Side by side (NC, EIA-861)
| Metric | Duke Energy Progress | Greenville Utilities Comm |
|---|---|---|
| 2024 average price, ¢/kWh | 15.54 | 11.97 |
| 2023 average price, ¢/kWh | 14.18 | 11.10 |
| Annual cost at 10,800 kWh, $/yr | $1,679 | $1,293 |
| Residential customers (2024) | 1,356,079 | 65,731 |
| Ownership | Investor-owned | Municipal |
| Counties served in NC | 56 | 1 |
Average price = residential revenue ÷ sales (bundled service): the all-in price customers actually paid, including supply, delivery and riders. Profiles: Duke Energy Progress · Greenville Utilities Comm · North Carolina overview.
Where the territories meet
Both utilities file EIA-861 service territory in: Pitt county (NC, 2024).
Adjoining or overlapping territory in a county does not mean households there can pick between the two — service maps are parcel-level and fixed. The county overlap mainly matters when choosing where to live or comparing town-level costs.
Can you actually choose between them?
No — not for delivery. Distribution territories are exclusive and set by address; Duke Energy Progress and Greenville Utilities Comm do not compete for the same meters. North Carolina is a regulated retail market — there is no residential supplier shopping; rates are set in utility-commission proceedings (ncuc.gov). The price gap above mainly matters when choosing where to live, comparing towns, or benchmarking your bill.
Questions people ask
- Is Duke Energy Progress cheaper than Greenville Utilities Comm?

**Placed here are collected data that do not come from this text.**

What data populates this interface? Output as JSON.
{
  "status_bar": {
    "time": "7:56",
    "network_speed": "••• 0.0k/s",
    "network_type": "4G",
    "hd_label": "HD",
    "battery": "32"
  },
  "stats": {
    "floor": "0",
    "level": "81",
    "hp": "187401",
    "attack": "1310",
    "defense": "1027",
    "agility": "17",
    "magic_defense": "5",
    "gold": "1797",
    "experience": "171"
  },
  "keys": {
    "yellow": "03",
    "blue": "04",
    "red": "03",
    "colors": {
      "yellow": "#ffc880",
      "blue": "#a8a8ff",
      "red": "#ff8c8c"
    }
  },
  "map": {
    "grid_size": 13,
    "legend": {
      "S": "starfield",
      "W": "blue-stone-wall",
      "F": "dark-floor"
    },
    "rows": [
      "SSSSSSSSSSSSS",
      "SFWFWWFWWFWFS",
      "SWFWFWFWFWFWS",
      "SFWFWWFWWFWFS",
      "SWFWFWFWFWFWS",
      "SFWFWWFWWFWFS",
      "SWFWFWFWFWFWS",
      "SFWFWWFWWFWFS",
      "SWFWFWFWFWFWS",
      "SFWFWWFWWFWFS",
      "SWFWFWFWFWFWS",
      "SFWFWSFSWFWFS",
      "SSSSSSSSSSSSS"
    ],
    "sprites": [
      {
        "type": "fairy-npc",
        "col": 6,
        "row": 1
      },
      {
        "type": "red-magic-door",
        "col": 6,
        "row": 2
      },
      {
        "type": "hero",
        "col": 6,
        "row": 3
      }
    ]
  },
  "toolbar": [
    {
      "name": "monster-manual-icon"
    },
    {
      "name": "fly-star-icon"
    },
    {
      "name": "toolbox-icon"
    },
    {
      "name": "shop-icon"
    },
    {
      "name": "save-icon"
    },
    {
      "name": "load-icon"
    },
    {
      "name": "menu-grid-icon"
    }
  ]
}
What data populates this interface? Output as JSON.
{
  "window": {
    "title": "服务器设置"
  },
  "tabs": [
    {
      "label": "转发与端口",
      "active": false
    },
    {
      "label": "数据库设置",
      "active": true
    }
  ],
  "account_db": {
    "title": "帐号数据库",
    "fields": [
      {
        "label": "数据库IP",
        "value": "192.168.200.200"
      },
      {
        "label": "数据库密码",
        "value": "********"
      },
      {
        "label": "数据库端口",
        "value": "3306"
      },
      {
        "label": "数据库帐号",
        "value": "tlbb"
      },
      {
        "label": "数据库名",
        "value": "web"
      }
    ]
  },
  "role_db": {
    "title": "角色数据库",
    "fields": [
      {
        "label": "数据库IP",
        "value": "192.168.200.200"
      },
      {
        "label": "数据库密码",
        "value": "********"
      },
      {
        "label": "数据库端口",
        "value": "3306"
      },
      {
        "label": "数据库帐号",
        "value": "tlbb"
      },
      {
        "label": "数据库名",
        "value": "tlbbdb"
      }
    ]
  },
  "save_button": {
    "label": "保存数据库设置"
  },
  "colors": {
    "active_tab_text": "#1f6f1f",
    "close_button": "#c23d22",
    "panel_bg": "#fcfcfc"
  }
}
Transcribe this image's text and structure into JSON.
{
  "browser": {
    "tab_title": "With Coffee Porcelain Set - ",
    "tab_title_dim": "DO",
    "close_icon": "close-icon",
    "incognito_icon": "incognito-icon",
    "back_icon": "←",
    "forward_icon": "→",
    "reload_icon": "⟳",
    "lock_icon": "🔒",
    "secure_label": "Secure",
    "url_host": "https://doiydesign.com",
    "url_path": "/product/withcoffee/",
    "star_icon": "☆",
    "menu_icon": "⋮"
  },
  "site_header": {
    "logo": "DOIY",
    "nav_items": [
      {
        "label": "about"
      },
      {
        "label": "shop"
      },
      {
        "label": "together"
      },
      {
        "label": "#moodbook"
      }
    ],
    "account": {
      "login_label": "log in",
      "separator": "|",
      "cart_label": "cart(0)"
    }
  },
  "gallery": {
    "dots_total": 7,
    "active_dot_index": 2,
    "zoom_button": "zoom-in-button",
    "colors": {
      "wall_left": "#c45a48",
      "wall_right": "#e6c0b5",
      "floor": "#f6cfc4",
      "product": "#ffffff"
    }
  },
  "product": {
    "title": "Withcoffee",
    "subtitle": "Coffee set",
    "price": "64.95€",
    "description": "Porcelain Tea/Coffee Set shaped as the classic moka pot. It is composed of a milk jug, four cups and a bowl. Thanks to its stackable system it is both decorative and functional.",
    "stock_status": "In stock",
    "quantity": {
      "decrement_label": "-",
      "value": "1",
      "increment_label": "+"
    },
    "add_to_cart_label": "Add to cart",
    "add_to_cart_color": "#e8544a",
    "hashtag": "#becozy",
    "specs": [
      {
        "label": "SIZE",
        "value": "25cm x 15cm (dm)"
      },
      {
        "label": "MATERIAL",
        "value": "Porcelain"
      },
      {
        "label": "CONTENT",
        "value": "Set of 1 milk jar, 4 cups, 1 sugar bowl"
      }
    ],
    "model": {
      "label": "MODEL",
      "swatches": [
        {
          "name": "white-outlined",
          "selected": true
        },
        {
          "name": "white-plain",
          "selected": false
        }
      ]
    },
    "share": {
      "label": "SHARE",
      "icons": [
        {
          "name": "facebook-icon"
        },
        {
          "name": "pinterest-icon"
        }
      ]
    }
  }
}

- No — in 2024 Duke Energy Progress customers averaged 15.54 cents/kWh versus 11.97 for Greenville Utilities Comm (EIA-861). Greenville Utilities Comm was cheaper by 3.57 cents, about $386 per year at 10,800 kWh.
- Can I switch from Duke Energy Progress to Greenville Utilities Comm?
- No — distribution territories are exclusive and set by address; you cannot pick between the two wires companies. North Carolina has no residential supplier shopping either; rates are set in utility-commission proceedings.
- Why is Duke Energy Progress more expensive than Greenville Utilities Comm?
- EIA-861 averages reflect everything customers actually paid — supply costs, delivery rates, riders, and surcharges across each territory. Differences in generation mix, grid investment, storm costs, and customer density between Duke Energy Progress and Greenville Utilities Comm territory all feed the 3.57-cent gap.